A draft annotation and overview of the human genome
1 Division of Human Cancer Genetics, The Ohio State University, 420 W. 12th Avenue, Columbus, OH 43210, USA
2 LabBook.com, Busch Boulevard, Columbus, OH 43229, USA
3 Ohio Supercomputer Center (OSC), Kinnear Road, Columbus, OH 43212, USA
4 Department of Computer and Information Science, The Ohio State University, Neil Avenue, Columbus, OH 43210, USA
Genome Biology 2001, 2:research0025-research0025.18 doi:10.1186/gb-2001-2-7-research0025
A previous version of this manuscript was made available before peer review at http://genomebiology.com/2001/2/3/preprint/0001/Published: 4 July 2001
The recent draft assembly of the human genome provides a unified basis for describing genomic structure and function. The draft is sufficiently accurate to provide useful annotation, enabling direct observations of previously inferred biological phenomena.
We report here a functionally annotated human gene index placed directly on the genome. The index is based on the integration of public transcript, protein, and mapping information, supplemented with computational prediction.

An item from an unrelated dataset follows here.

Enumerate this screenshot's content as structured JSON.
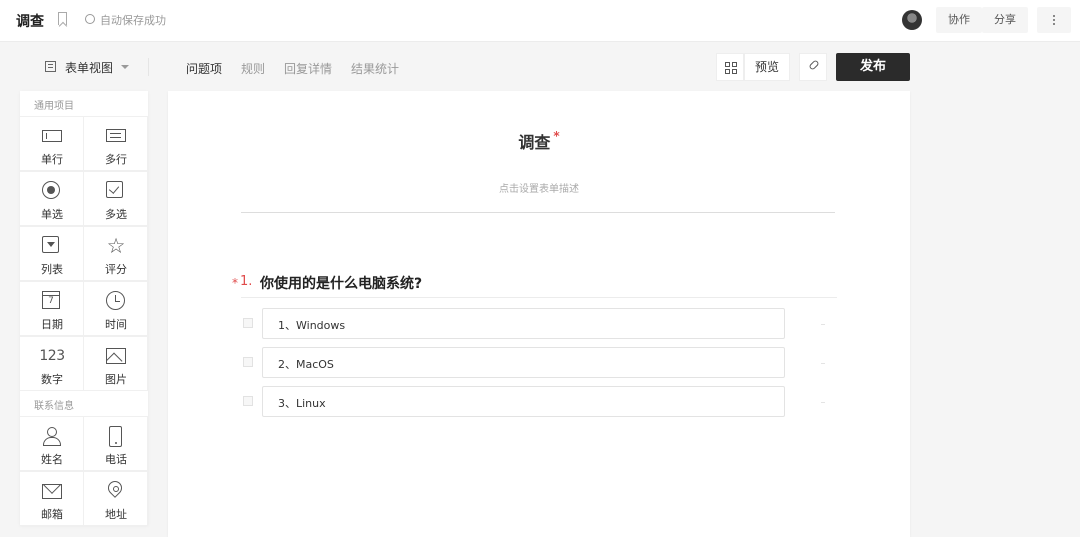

We describe numerous global features of the genome and examine the relationship of various genetic maps with the assembly. In addition, initial sequence analysis reveals highly ordered chromosomal landscapes associated with paralogous gene clusters and distinct functional compartments. Finally, these annotation data were synthesized to produce observations of gene density and number that accord well with historical estimates. Such a global approach had previously been described only for chromosomes 21 and 22, which together account for 2.2% of the genome.
We estimate that the genome contains 65,000-75,000 transcriptional units, with exon sequences comprising 4%. The creation of a comprehensive gene index requires the synthesis of all available computational and experimental evidence.